迈向虚拟细胞的自主机制推理
阅读原文· arxiv.org研究团队提出VCR-Agent多智能体框架,将生物推理形式化为机制动作图以实现可验证的自主推理。该框架整合生物学知识检索与验证过滤机制,并基于Tahoe-100M图谱发布VC-TRACES数据集,提供经过验证的机制解释。实验表明,利用该数据集训练可显著提升事实准确性,并为基因表达预测任务提供更有效的监督信号。
Large language models (LLMs) have recently gained significant attention as a promising approach to accelerate scientific discovery. However, their application in open-ended scientific domains such as biology remains limited, primarily due to the lack of factually grounded and actionable explanations. To address this, we introduce a structured explanation formalism for virtual cells that represents biological reasoning as mechanistic action graphs, enabling systematic verification and falsification.
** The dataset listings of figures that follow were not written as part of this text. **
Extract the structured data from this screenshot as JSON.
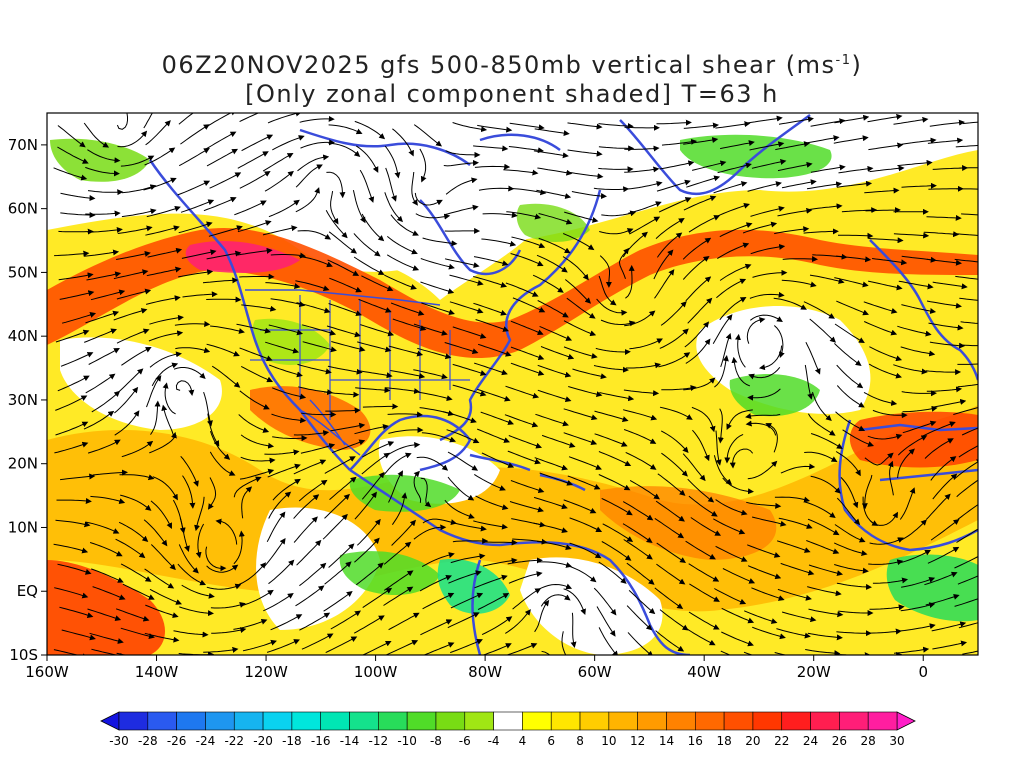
{
  "title": {
    "line1_prefix": "06Z20NOV2025 gfs 500-850mb vertical shear (ms",
    "line1_unit_exp": "-1",
    "line1_suffix": ")",
    "line2": "[Only zonal component shaded] T=63 h"
  },
  "map": {
    "lon_range": [
      -160,
      10
    ],
    "lat_range": [
      -10,
      75
    ],
    "lon_ticks": [
      {
        "value": -160,
        "label": "160W"
      },
      {
        "value": -140,
        "label": "140W"
      },
      {
        "value": -120,
        "label": "120W"
      },
      {
        "value": -100,
        "label": "100W"
      },
      {
        "value": -80,
        "label": "80W"
      },
      {
        "value": -60,
        "label": "60W"
      },
      {
        "value": -40,
        "label": "40W"
      },
      {
        "value": -20,
        "label": "20W"
      },
      {
        "value": 0,
        "label": "0"
      }
    ],
    "lat_ticks": [
      {
        "value": 70,
        "label": "70N"
      },
      {
        "value": 60,
        "label": "60N"
      },
      {
        "value": 50,
        "label": "50N"
      },
      {
        "value": 40,
        "label": "40N"
      },
      {
        "value": 30,
        "label": "30N"
      },
      {
        "value": 20,
        "label": "20N"
      },
      {
        "value": 10,
        "label": "10N"
      },
      {
        "value": 0,
        "label": "EQ"
      },
      {
        "value": -10,
        "label": "10S"
      }
    ],
    "coastline_color": "#3a4cdb",
    "streamline_color": "#000000"
  },
  "colorbar": {
    "labels": [
      "-30",
      "-28",
      "-26",
      "-24",
      "-22",
      "-20",
      "-18",
      "-16",
      "-14",
      "-12",
      "-10",
      "-8",
      "-6",
      "-4",
      "4",
      "6",
      "8",
      "10",
      "12",
      "14",
      "16",
      "18",
      "20",
      "22",
      "24",
      "26",
      "28",
      "30"
    ],
    "colors": [
      "#1e2ce0",
      "#2a5af0",
      "#1e78f0",
      "#1e96f0",
      "#16b4f0",
      "#0ad2f0",
      "#00e6dc",
      "#00e6b4",
      "#14e28c",
      "#28dc5a",
      "#50dc28",
      "#78dc14",
      "#a0e614",
      "#ffffff",
      "#ffff00",
      "#ffe600",
      "#ffcd00",
      "#ffb400",
      "#ff9b00",
      "#ff8200",
      "#ff6900",
      "#ff5000",
      "#ff3700",
      "#ff1e1e",
      "#ff1e50",
      "#ff1e78",
      "#ff1ea0"
    ],
    "low_color": "#1414e0",
    "high_color": "#ff1ec8"
  }
}
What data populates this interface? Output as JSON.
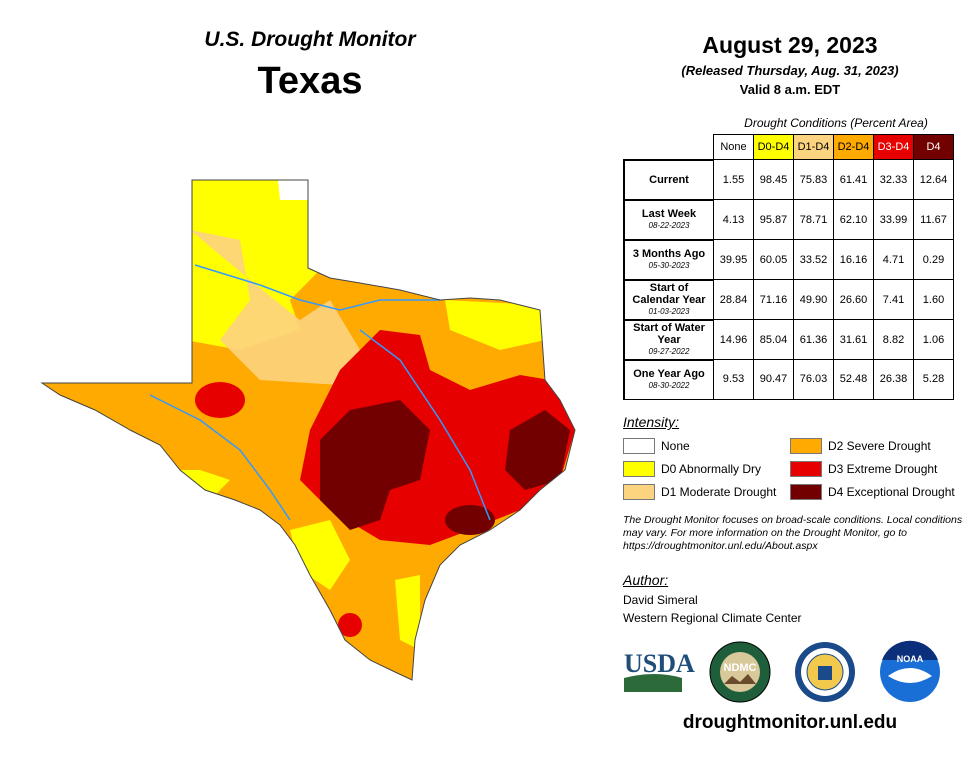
{
  "header": {
    "subtitle": "U.S. Drought Monitor",
    "title": "Texas",
    "date": "August 29, 2023",
    "released": "(Released Thursday, Aug. 31, 2023)",
    "valid": "Valid 8 a.m. EDT"
  },
  "table": {
    "caption": "Drought Conditions (Percent Area)",
    "columns": [
      "None",
      "D0-D4",
      "D1-D4",
      "D2-D4",
      "D3-D4",
      "D4"
    ],
    "rows": [
      {
        "label": "Current",
        "date": "",
        "values": [
          "1.55",
          "98.45",
          "75.83",
          "61.41",
          "32.33",
          "12.64"
        ]
      },
      {
        "label": "Last Week",
        "date": "08-22-2023",
        "values": [
          "4.13",
          "95.87",
          "78.71",
          "62.10",
          "33.99",
          "11.67"
        ]
      },
      {
        "label": "3 Months Ago",
        "date": "05-30-2023",
        "values": [
          "39.95",
          "60.05",
          "33.52",
          "16.16",
          "4.71",
          "0.29"
        ]
      },
      {
        "label": "Start of Calendar Year",
        "date": "01-03-2023",
        "values": [
          "28.84",
          "71.16",
          "49.90",
          "26.60",
          "7.41",
          "1.60"
        ]
      },
      {
        "label": "Start of Water Year",
        "date": "09-27-2022",
        "values": [
          "14.96",
          "85.04",
          "61.36",
          "31.61",
          "8.82",
          "1.06"
        ]
      },
      {
        "label": "One Year Ago",
        "date": "08-30-2022",
        "values": [
          "9.53",
          "90.47",
          "76.03",
          "52.48",
          "26.38",
          "5.28"
        ]
      }
    ]
  },
  "legend": {
    "title": "Intensity:",
    "items": [
      {
        "label": "None",
        "color": "#ffffff"
      },
      {
        "label": "D0 Abnormally Dry",
        "color": "#ffff00"
      },
      {
        "label": "D1 Moderate Drought",
        "color": "#fcd37f"
      },
      {
        "label": "D2 Severe Drought",
        "color": "#ffaa00"
      },
      {
        "label": "D3 Extreme Drought",
        "color": "#e60000"
      },
      {
        "label": "D4 Exceptional Drought",
        "color": "#730000"
      }
    ]
  },
  "note": "The Drought Monitor focuses on broad-scale conditions. Local conditions may vary. For more information on the Drought Monitor, go to https://droughtmonitor.unl.edu/About.aspx",
  "author": {
    "title": "Author:",
    "name": "David Simeral",
    "org": "Western Regional Climate Center"
  },
  "logos": {
    "usda": "USDA",
    "ndmc": "NDMC",
    "noaa": "NOAA"
  },
  "footer_url": "droughtmonitor.unl.edu"
}
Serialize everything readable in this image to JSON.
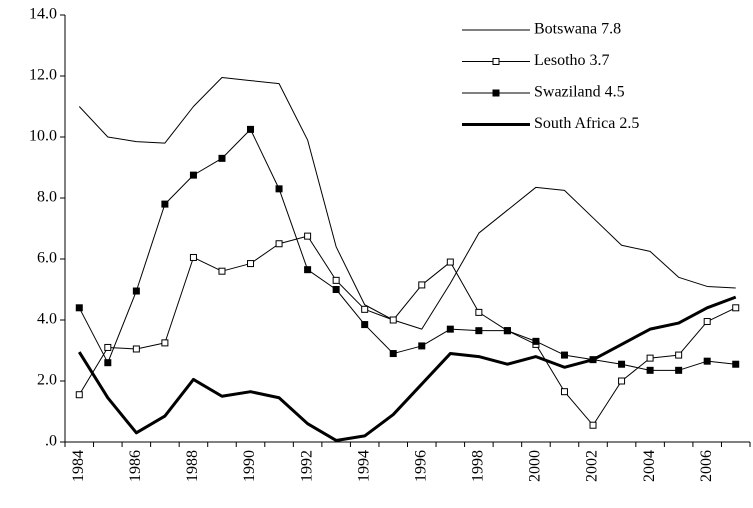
{
  "chart_data": {
    "type": "line",
    "categories": [
      "1984",
      null,
      "1986",
      null,
      "1988",
      null,
      "1990",
      null,
      "1992",
      null,
      "1994",
      null,
      "1996",
      null,
      "1998",
      null,
      "2000",
      null,
      "2002",
      null,
      "2004",
      null,
      "2006",
      null
    ],
    "ylim": [
      0,
      14
    ],
    "yticks": [
      {
        "value": 0,
        "label": ".0"
      },
      {
        "value": 2,
        "label": "2.0"
      },
      {
        "value": 4,
        "label": "4.0"
      },
      {
        "value": 6,
        "label": "6.0"
      },
      {
        "value": 8,
        "label": "8.0"
      },
      {
        "value": 10,
        "label": "10.0"
      },
      {
        "value": 12,
        "label": "12.0"
      },
      {
        "value": 14,
        "label": "14.0"
      }
    ],
    "legend": "top-right",
    "series": [
      {
        "name": "Botswana 7.8",
        "color": "#000000",
        "line_width": 1,
        "marker": "none",
        "values": [
          11.0,
          10.0,
          9.85,
          9.8,
          11.0,
          11.95,
          11.85,
          11.75,
          9.9,
          6.4,
          4.5,
          4.0,
          3.7,
          5.2,
          6.85,
          7.6,
          8.35,
          8.25,
          7.35,
          6.45,
          6.25,
          5.4,
          5.1,
          5.05
        ]
      },
      {
        "name": "Lesotho 3.7",
        "color": "#000000",
        "line_width": 1,
        "marker": "open-square",
        "values": [
          1.55,
          3.1,
          3.05,
          3.25,
          6.05,
          5.6,
          5.85,
          6.5,
          6.75,
          5.3,
          4.35,
          4.0,
          5.15,
          5.9,
          4.25,
          3.65,
          3.2,
          1.65,
          0.55,
          2.0,
          2.75,
          2.85,
          3.95,
          4.4
        ]
      },
      {
        "name": "Swaziland 4.5",
        "color": "#000000",
        "line_width": 1,
        "marker": "filled-square",
        "values": [
          4.4,
          2.6,
          4.95,
          7.8,
          8.75,
          9.3,
          10.25,
          8.3,
          5.65,
          5.0,
          3.85,
          2.9,
          3.15,
          3.7,
          3.65,
          3.65,
          3.3,
          2.85,
          2.7,
          2.55,
          2.35,
          2.35,
          2.65,
          2.55
        ]
      },
      {
        "name": "South Africa 2.5",
        "color": "#000000",
        "line_width": 3,
        "marker": "none",
        "values": [
          2.95,
          1.45,
          0.3,
          0.85,
          2.05,
          1.5,
          1.65,
          1.45,
          0.6,
          0.05,
          0.2,
          0.9,
          1.9,
          2.9,
          2.8,
          2.55,
          2.8,
          2.45,
          2.7,
          3.2,
          3.7,
          3.9,
          4.4,
          4.75
        ]
      }
    ]
  }
}
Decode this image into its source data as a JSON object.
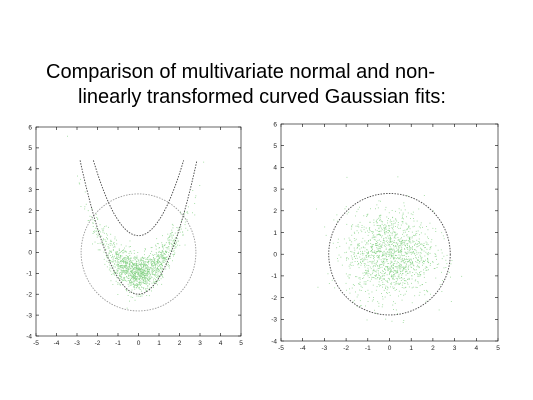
{
  "slide": {
    "title_line1": "Comparison of multivariate normal and non-",
    "title_line2": "linearly transformed curved Gaussian fits:"
  },
  "colors": {
    "points": "#7fd07f",
    "contour": "#444444",
    "axes": "#000000"
  },
  "chart_data": [
    {
      "type": "scatter",
      "xlim": [
        -5,
        5
      ],
      "ylim": [
        -4,
        6
      ],
      "x_ticks": [
        "-5",
        "-4",
        "-3",
        "-2",
        "-1",
        "0",
        "1",
        "2",
        "3",
        "4",
        "5"
      ],
      "y_ticks": [
        "6",
        "5",
        "4",
        "3",
        "2",
        "1",
        "0",
        "-1",
        "-2",
        "-3",
        "-4"
      ],
      "points": "banana-shaped cloud, y ≈ 0.5·x² − 1 with noise",
      "contours": [
        {
          "kind": "circle",
          "center": [
            0,
            0
          ],
          "radius": 2.8
        },
        {
          "kind": "curved-band",
          "inner_min_y": -2.0,
          "outer_min_y": 0.8,
          "top_y": 4.4
        }
      ]
    },
    {
      "type": "scatter",
      "xlim": [
        -5,
        5
      ],
      "ylim": [
        -4,
        6
      ],
      "x_ticks": [
        "-5",
        "-4",
        "-3",
        "-2",
        "-1",
        "0",
        "1",
        "2",
        "3",
        "4",
        "5"
      ],
      "y_ticks": [
        "6",
        "5",
        "4",
        "3",
        "2",
        "1",
        "0",
        "-1",
        "-2",
        "-3",
        "-4"
      ],
      "points": "isotropic Gaussian cloud centered at origin",
      "contours": [
        {
          "kind": "circle",
          "center": [
            0,
            0
          ],
          "radius": 2.8
        }
      ]
    }
  ]
}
Building upon this, we propose VCR-Agent, a multi-agent framework that integrates biologically grounded knowledge retrieval with a verifier-based filtering approach to generate and validate mechanistic reasoning autonomously. Using this framework, we release VC-TRACES dataset, which consists of verified mechanistic explanations derived from the Tahoe-100M atlas. Empirically, we demonstrate that training with these explanations improves factual precision and provides a more effective supervision signal for downstream gene expression prediction. These results underscore the importance of reliable mechanistic reasoning for virtual cells, achieved through the synergy of multi-agent and rigorous verification.